Abbildung · Quellcode

residual_diagnostics

Erzeugt im Abschnitt „residual_diagnostics" in data/figures.py, Zeile 555–586.

Dieses Skript läuft von oben nach unten. Der gemeinsame Vorspann — Bibliotheken, Kohorte laden, Plot-Stil — steht am Anfang der vollständigen Datei und gilt für alle Abbildungen darin.

Python
# --- Regression Residual Diagnostics ---
print("[12] Regressions-Residuendiagnostik ...")

np.random.seed(42)
fitted_vals = np.linspace(10, 90, 200)

# 1. Homoscedasticity (Good model): residuals are a constant band
residuals_good = np.random.normal(0, 5, len(fitted_vals))
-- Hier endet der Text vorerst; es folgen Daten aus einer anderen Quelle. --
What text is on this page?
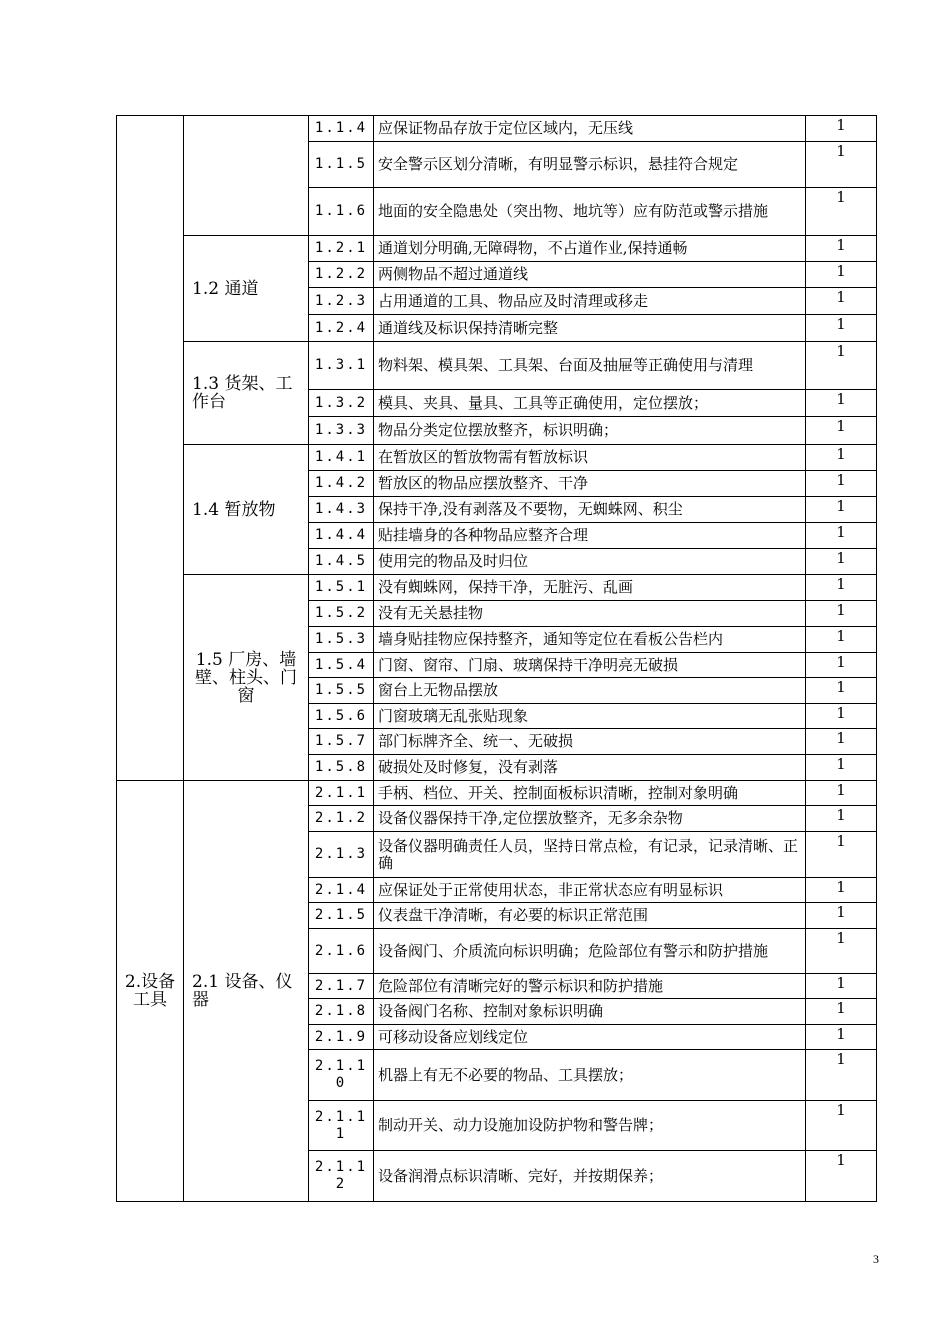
		1.1.4	应保证物品存放于定位区域内，无压线	1
		1.1.5	安全警示区划分清晰，有明显警示标识，悬挂符合规定	1
		1.1.6	地面的安全隐患处（突出物、地坑等）应有防范或警示措施	1
	1.2 通道	1.2.1	通道划分明确,无障碍物，不占道作业,保持通畅	1
		1.2.2	两侧物品不超过通道线	1
		1.2.3	占用通道的工具、物品应及时清理或移走	1
		1.2.4	通道线及标识保持清晰完整	1
	1.3 货架、工作台	1.3.1	物料架、模具架、工具架、台面及抽屉等正确使用与清理	1
		1.3.2	模具、夹具、量具、工具等正确使用，定位摆放；	1
		1.3.3	物品分类定位摆放整齐，标识明确；	1
	1.4 暂放物	1.4.1	在暂放区的暂放物需有暂放标识	1
		1.4.2	暂放区的物品应摆放整齐、干净	1
		1.4.3	保持干净,没有剥落及不要物，无蜘蛛网、积尘	1
		1.4.4	贴挂墙身的各种物品应整齐合理	1
		1.4.5	使用完的物品及时归位	1
	1.5 厂房、墙壁、柱头、门窗	1.5.1	没有蜘蛛网，保持干净，无脏污、乱画	1
		1.5.2	没有无关悬挂物	1
		1.5.3	墙身贴挂物应保持整齐，通知等定位在看板公告栏内	1
		1.5.4	门窗、窗帘、门扇、玻璃保持干净明亮无破损	1
		1.5.5	窗台上无物品摆放	1
		1.5.6	门窗玻璃无乱张贴现象	1
		1.5.7	部门标牌齐全、统一、无破损	1
		1.5.8	破损处及时修复，没有剥落	1
2.设备工具	2.1 设备、仪器	2.1.1	手柄、档位、开关、控制面板标识清晰，控制对象明确	1
		2.1.2	设备仪器保持干净,定位摆放整齐，无多余杂物	1
		2.1.3	设备仪器明确责任人员，坚持日常点检，有记录，记录清晰、正确	1
		2.1.4	应保证处于正常使用状态，非正常状态应有明显标识	1
		2.1.5	仪表盘干净清晰，有必要的标识正常范围	1
		2.1.6	设备阀门、介质流向标识明确；危险部位有警示和防护措施	1
		2.1.7	危险部位有清晰完好的警示标识和防护措施	1
		2.1.8	设备阀门名称、控制对象标识明确	1
		2.1.9	可移动设备应划线定位	1
		2.1.10	机器上有无不必要的物品、工具摆放；	1
		2.1.11	制动开关、动力设施加设防护物和警告牌；	1
		2.1.12	设备润滑点标识清晰、完好，并按期保养；	1
3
# 2. Heteroscedasticity (Violated model): variance increases with fitted values (funnel shape)
residuals_bad = np.random.normal(0, 1.0 + 0.25 * fitted_vals, len(fitted_vals))

fig, (ax1, ax2) = plt.subplots(1, 2, figsize=(10, 4.5), sharey=True)

# Homoscedasticity
ax1.scatter(fitted_vals, residuals_good, color=PRIMARY, alpha=0.6, edgecolors="none")
ax1.axhline(0, color="#16181C", linestyle="--", linewidth=1.2)
ax1.set_xlabel("Vorhergesagte Werte (Fitted Values)")
ax1.set_ylabel("Residuen (Residuals)")
ax1.set_title("Homoskedastizität (Annahme erfüllt)\n(Gleichmäßige Streuung)")
ax1.grid(True, linestyle=":", alpha=0.6)

# Heteroscedasticity
ax2.scatter(fitted_vals, residuals_bad, color=EVENT, alpha=0.6, edgecolors="none")
ax2.axhline(0, color="#16181C", linestyle="--", linewidth=1.2)
ax2.set_xlabel("Vorhergesagte Werte (Fitted Values)")
ax2.set_title("Heteroskedastizität (Annahme verletzt)\n(Trichterförmige Streuung)")
ax2.grid(True, linestyle=":", alpha=0.6)

plt.tight_layout()
(ASSETS / "12-regression" / "assets").mkdir(parents=True, exist_ok=True)
save(fig, ASSETS / "12-regression" / "assets" / "residual_diagnostics.png")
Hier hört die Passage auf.